Speaking of great screenwriters, when it comes to fast dialogue and complicated monologues, it’s hard to find a writer better than Aaron Sorkin. In the opening scene of The Social Network, Erica Albright breaks up with Mark Zuckerberg at Harvard University in 2003. In this seven-minute scene, the audience learns so much about the two characters in such a short time. Mark is witty, brash, and smug, but he’s a motivated genius who will eventually become one of the most powerful people in the world thanks to Facebook. However, at the end of the day, all he wants to do is impress Erica, but Erica sees right through his bullshit and that’s something that deeply effected Mark and motivated him throughout the rest of the film. Mark becomes both the hero and the villain in The Social Network and it all starts with a conversation in a pub.

Baby Driver – Opening Chase

Baby Driver is a fun film. It’s fast action sequences, a killer soundtrack, and lovable protagonist make this the perfect summer blockbuster. Director Edgar Wright didn’t reinvent the wheel by starting the film with a heist. However, Wright added a new interpretation as to how a heist thriller can open. Heists usually end in gunfire and violence. Baby Driver has both of those elements, and yet it’s so upbeat and uplifting that the violence takes a back seat to its joyfulness. The editing of this scene is superb along with the introduction of the lovable Baby (Ansel Elgort).

The Dark Knight – Bank Robbery / Joker Reveal

I believe my tweet says it all.

Let’s be honest. I’m only writing this article so I can geek out over The Dark Knight. Christopher Nolan’s The Dark Knight is the greatest comic book film of all time and it all starts out with the opening bank robbery scene. The Dark Knight was Nolan’s version of Heat with Robert De Niro and Al Pacino. It’s hard to find a director better with large set pieces and action sequences than Nolan. The suspense builds throughout the entire scene and climaxes with the reveal of the Joker (Heath Ledger). For my money, Ledger’s Joker is the best acting performance of the 21st century and top 10 of the last 50 years. There’s great acting, and then there’s Ledger. Enough said.

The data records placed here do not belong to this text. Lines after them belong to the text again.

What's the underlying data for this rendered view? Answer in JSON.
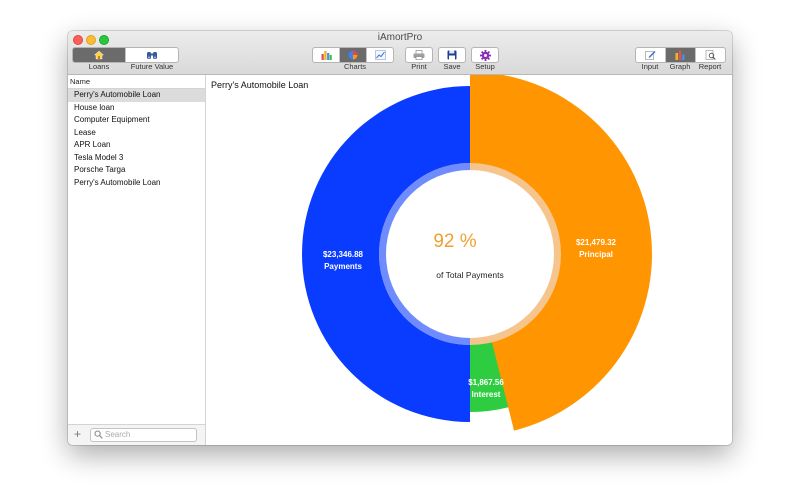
{
  "window": {
    "title": "iAmortPro"
  },
  "toolbar": {
    "nav": {
      "loans_label": "Loans",
      "future_value_label": "Future Value",
      "selected": "Loans"
    },
    "charts_label": "Charts",
    "print_label": "Print",
    "save_label": "Save",
    "setup_label": "Setup",
    "view": {
      "input_label": "Input",
      "graph_label": "Graph",
      "report_label": "Report",
      "selected": "Graph"
    }
  },
  "sidebar": {
    "column_header": "Name",
    "items": [
      "Perry's Automobile Loan",
      "House loan",
      "Computer Equipment",
      "Lease",
      "APR Loan",
      "Tesla Model 3",
      "Porsche Targa",
      "Perry's Automobile Loan"
    ],
    "selected_index": 0,
    "add_label": "+",
    "search_placeholder": "Search"
  },
  "main": {
    "title": "Perry's Automobile Loan",
    "center_percent": "92 %",
    "center_caption": "of Total Payments"
  },
  "chart_data": {
    "type": "pie",
    "title": "Perry's Automobile Loan",
    "series": [
      {
        "name": "Payments",
        "value": 23346.88,
        "label": "$23,346.88",
        "color": "#0a3cff",
        "ring": "left-half"
      },
      {
        "name": "Principal",
        "value": 21479.32,
        "label": "$21,479.32",
        "color": "#ff9500",
        "ring": "right-half"
      },
      {
        "name": "Interest",
        "value": 1867.56,
        "label": "$1,867.56",
        "color": "#2ecc40",
        "ring": "right-half"
      }
    ],
    "center_label": "92 %",
    "center_caption": "of Total Payments",
    "center_color": "#f0a030",
    "inner_ring_color": "#f6c58d"
  }
}
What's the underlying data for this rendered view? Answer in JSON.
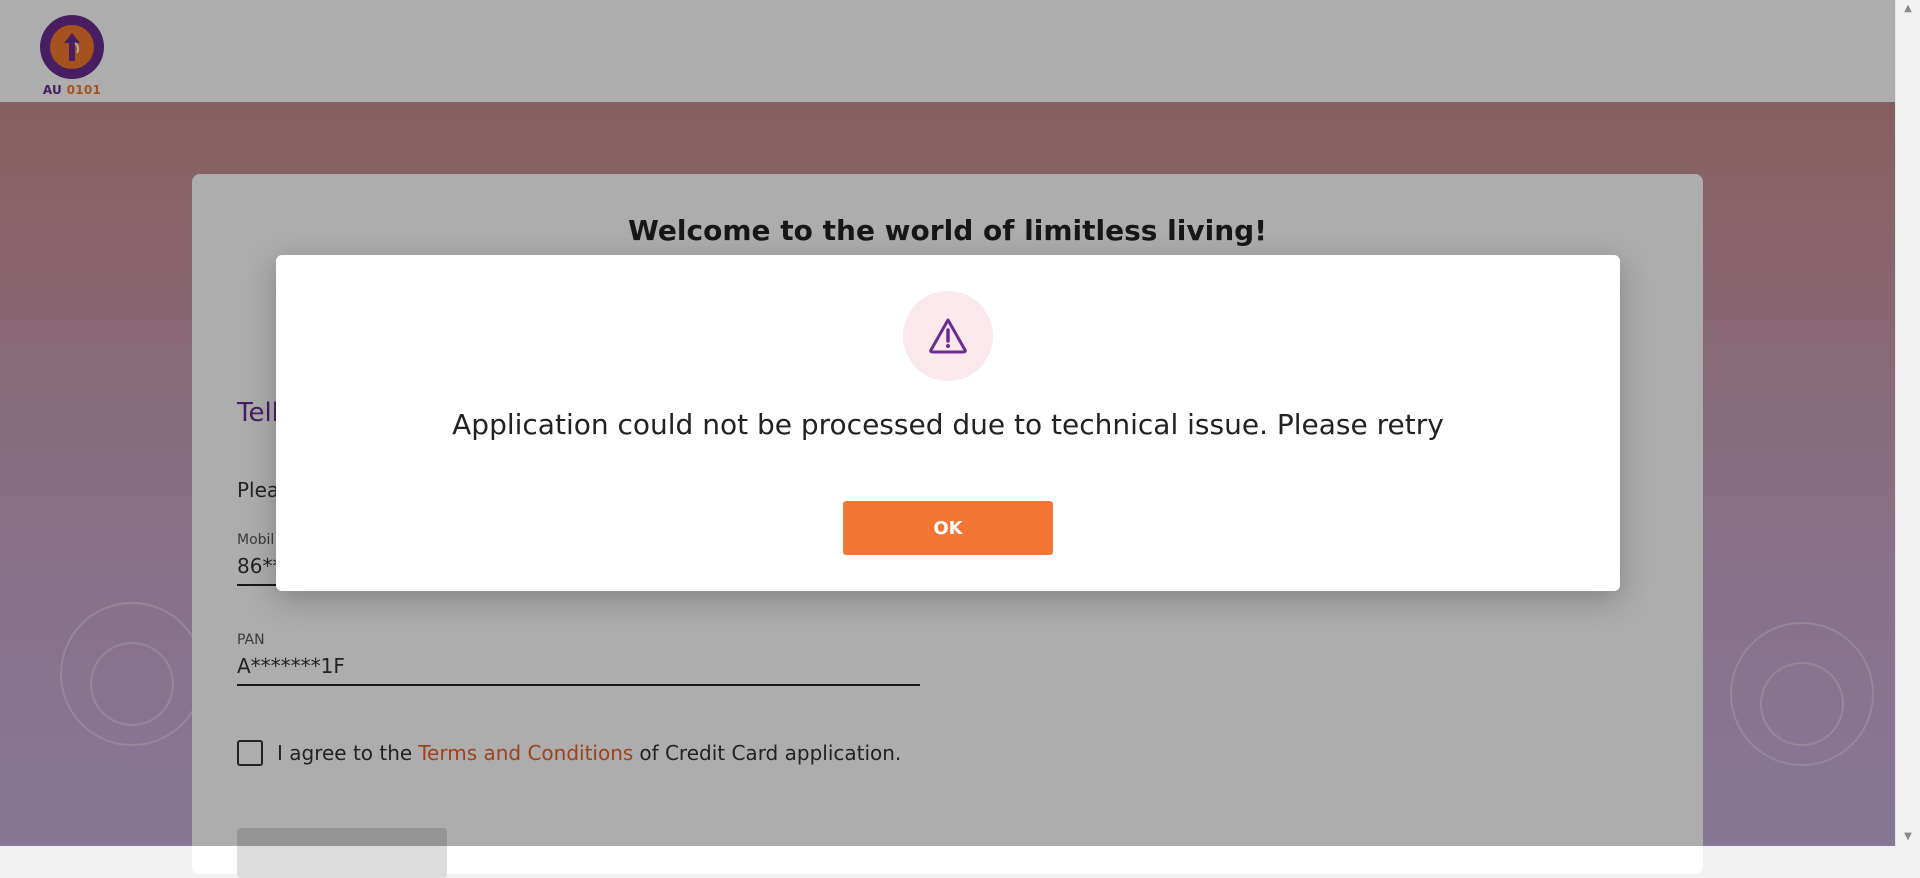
{
  "brand": {
    "logo_text_left": "AU",
    "logo_text_right": "0101",
    "primary_color": "#6b2c91",
    "accent_color": "#f47634"
  },
  "page": {
    "welcome_title": "Welcome to the world of limitless living!",
    "section_title": "Tell",
    "instruction": "Plea",
    "mobile_label": "Mobil",
    "mobile_value": "86**",
    "pan_label": "PAN",
    "pan_value": "A*******1F",
    "agree_prefix": "I agree to the",
    "terms_link": "Terms and Conditions",
    "agree_suffix": "of Credit Card application."
  },
  "modal": {
    "icon": "warning-triangle-icon",
    "message": "Application could not be processed due to technical issue. Please retry",
    "ok_label": "OK"
  }
}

Honorable mention: Bank robbery in The Town, opening montage in No Country for Old Men, bank robberies in Hell or High Water, opening credits in Watchmen.

What’s your favorite opening scene of 21st century films? Leave your thoughts in the comments below or tweet us, @unafraidshow.

This Post Has 4 Comments

  1. Avatar

    Maybe an unpopular vote now days (super un-pc) but the opening scene in The Way of the Gun was great.

  2. Avatar

    I think “Drive’s” opening scene from 2011 is worthy of inclusion over “baby driver.”

    https://m.youtube.com/watch?v=ZHYaj6EHfJg

    For one thing, it came first and I think “baby driver” riffed on that a lot. Plus, it was at night. Night chases in LA are >>> and ends perfectly with a fadeout to the Kavinski synth score of “Night Call,” plus a cool 80s-era retro font.

    The whole scene gives me chills. I have no problems with your other choices, however. Great descriptions and format! Keep up the good work!

  3. Avatar

    You might want to check out the opening to ‘Bridge on the River Kwai’. I have yet to see the beginning of a movie that tops it. The train arrives, prisoners disembark, cruel Japanese guards, amazing integration of Sir Malcom Arnold’s music into the action. And the extended scene climaxes with the prisoners whistling Colonel Bogie’s March as they enter the prison camp. It’s like a long visual overture that pulls you into the movie and doesn’t let go until the end.

  4. Avatar

    Dear God!! How did you leave out Memento?!?!